Graciously, this is the final part of an eight (8) part article on the subject matter. In section 1 of part 5, the author enumerated the actors in the ADDY Conceptual Framework for Labour Management. The key actors were namely: the state, employers, trade unions, employees, and families. Columns “B” and “C” of the conceptual framework are the next steps to be considered.
ADDY’s CONCEPTUAL FRAMEWORK FOR LABOUR MANAGEMENT, 2019.
The column “B” represents the converging point from columns “A” and “C”. The arrows connecting columns “A” and “C” are the conduits in column “B”. They precipitate labour response and resultant effects from the environment. Column “B” represents; working conditions, tools of trade, health and safety, remunerations, welfare, employment contracts, pension plans, and conflict of interest.
In section 2 of part 5, the author expatiated on Column “C” which represents the resultant effect of labour issues: namely labour agitation, profitability, strong brands, growth in government revenue, happy society, and low productivity. In section 3 of part 5, part of the points in column “B” was discussed.
Finally, I will conclude the series in this part 4 with the residual points in column “B” as a sequel of columns “A” and “C”.
Column “B” the sequel of columns “A” and “C”
Need I say that good salaries are an impetus for employee performance? Sometimes the wage differentials among employees of same qualifications are so demeaning that one finds it difficult to understand the measure of salary determination. It is important for employers to make clear the measure of employees’ salary and how to climb that ladder.
This is more needful of an internal solution rather than having a labour management firm determine it – unless the labour management firm is taken on as an agency for employee management. Alternatively, the labour management firm can be an advocacy group which through public education can to bring pressure on employers that pay bad salaries. This will dissuade highly skilled personnel from applying to work with such employers.
Employees’ welfare is very important; it must come in at the time when it’s needed.
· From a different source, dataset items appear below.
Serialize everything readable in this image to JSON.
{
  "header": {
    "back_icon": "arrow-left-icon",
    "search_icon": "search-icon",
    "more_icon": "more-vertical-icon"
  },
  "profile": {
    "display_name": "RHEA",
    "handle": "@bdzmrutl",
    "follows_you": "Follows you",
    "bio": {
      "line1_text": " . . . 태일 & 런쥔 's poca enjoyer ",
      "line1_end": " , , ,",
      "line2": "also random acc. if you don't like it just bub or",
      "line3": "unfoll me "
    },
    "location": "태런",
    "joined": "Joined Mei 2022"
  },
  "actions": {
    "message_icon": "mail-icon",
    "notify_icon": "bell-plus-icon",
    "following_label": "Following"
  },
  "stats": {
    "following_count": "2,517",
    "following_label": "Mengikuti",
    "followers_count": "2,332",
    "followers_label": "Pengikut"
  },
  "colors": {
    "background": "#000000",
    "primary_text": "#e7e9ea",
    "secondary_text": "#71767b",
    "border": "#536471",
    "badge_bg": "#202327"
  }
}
This is aside from the regular wages and salaries. Welfare serves as a cushion in critical moments. Employee welfare must be carefully planned and effectively administered. It serves as impetus and motivation for employees. It assures them that in critical moments they can fall on the welfare. This must form part of the business strategy instead of leaving it for employees to plan. Employers must factor employee welfare into their business plan.
LLB holders can find a niche in this opportunity, by setting up labour management firms to plan, solely, employee welfare and management. They can liaise with financial institutions to make it more attractive.
#3: Employment Contract
This should not be a matter of argument, since the law is amply clear for employers to give employment contract to all employees. Where an employee has served for a maximum period of six (6) months on probation, the labour law stipulates that the employment must be regularised with a contract.
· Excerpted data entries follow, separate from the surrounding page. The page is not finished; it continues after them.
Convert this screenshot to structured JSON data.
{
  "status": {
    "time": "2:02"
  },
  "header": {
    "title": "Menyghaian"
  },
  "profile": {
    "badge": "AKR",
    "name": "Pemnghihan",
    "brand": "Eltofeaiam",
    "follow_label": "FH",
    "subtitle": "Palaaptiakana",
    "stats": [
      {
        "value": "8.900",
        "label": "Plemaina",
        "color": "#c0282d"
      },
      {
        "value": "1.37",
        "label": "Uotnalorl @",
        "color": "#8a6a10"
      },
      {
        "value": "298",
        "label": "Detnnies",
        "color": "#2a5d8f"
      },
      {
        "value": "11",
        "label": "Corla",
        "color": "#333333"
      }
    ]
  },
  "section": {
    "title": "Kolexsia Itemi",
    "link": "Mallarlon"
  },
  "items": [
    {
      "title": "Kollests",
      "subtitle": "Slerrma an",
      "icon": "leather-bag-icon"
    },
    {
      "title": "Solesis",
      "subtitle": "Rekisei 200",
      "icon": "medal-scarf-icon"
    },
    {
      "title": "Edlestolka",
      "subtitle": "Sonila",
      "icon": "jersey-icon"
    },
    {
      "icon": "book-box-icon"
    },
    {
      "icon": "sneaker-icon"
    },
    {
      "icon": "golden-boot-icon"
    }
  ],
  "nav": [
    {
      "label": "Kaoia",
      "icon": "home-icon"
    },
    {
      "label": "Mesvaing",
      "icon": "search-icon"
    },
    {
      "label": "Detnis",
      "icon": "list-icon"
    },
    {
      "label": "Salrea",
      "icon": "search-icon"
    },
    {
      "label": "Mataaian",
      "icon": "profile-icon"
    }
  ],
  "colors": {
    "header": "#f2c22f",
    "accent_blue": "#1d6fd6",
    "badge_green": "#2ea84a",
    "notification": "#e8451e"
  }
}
The employment contract must spell out all the necessary guidelines for the terms of engagement and benefits. This is where the labour management firm will be needed most to ensure that employment contracts are well-reviewed to reflect the necessary mutual benefits expected in any employment. Because the employment contract has legal nuances, it is important for employees to seek legal meaning to all employment contracts before they sign them into an agreement.
Desperation will make and/or make many jobseekers not to scrutinise their employment contract until the reality of working and remuneration are not in tandem, then they begin to agitate. However, employers who play on the desperation of job applicants to offer them bad contract will soon come to the cognisance of reality when the employees begin pretending to be working. Ensuring equity in employment contracts is important for mutual benefit.
#4: Pension Plans
Every good employer must ensure that they have good pension plan for their employees. Also, employees have the opportunity to – alongside their employers’ pension plan – plan their own pension to make the benefit attractive. Planning employees’ pensions is an important venture that labour management firms must pursue.
#5: Conflict of Interest
Employers and employees must guard against conflict of interest. Where one or both parties are caught in a conflict of interest situation, one must be honest enough to back-off. Aside from other operational activities of labour management firms, they can also guide employers and employees against conflicts of interest.
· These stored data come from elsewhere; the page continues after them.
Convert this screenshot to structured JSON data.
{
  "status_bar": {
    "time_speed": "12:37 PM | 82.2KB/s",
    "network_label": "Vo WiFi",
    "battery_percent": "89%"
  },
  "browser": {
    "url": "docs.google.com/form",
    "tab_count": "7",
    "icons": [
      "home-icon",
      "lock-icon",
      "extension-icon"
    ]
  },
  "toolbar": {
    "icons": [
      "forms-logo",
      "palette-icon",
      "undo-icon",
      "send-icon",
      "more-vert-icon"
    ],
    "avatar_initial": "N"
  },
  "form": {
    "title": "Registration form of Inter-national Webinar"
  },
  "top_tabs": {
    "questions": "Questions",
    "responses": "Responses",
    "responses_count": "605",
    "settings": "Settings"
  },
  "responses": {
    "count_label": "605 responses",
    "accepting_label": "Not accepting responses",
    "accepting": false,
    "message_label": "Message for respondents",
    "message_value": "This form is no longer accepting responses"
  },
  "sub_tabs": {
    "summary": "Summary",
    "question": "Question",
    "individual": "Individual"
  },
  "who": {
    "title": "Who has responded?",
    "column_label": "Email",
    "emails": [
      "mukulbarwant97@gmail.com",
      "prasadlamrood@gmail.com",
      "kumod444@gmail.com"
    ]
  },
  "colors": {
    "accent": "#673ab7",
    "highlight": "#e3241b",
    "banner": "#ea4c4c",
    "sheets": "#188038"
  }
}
In conclusion, there is so much gain in obtaining an LLB – but more importantly, giving oneself to continuous learning will ensure improvement to the LLB-holder. When this is given the seriousness it deserves, LLB holders will function effectively and demonstrate no difference from their colleagues called to the ‘Bar’. Perhaps the marginal difference will be that one cannot represent clients in court…but who even said that all lawyers must go to court? After all, the actual definition of a lawyer is a noun that applies to all who hold LLB qualification.
An intuitive reasoning on this series also relates to employment of graduates. The government and tertiary institutions in Ghana, respectively, must lock horns in thinking and planning deeply into ways to solving graduate unemployment. Instead of leaving graduates to themselves, there must be a conscious national effort at directing tertiary education with an employability nexus. Ghana’s tertiary education should be at par with its development needs. LLB qualification provides a fine opportunity for improving the quality of employment and employability skills in Ghana.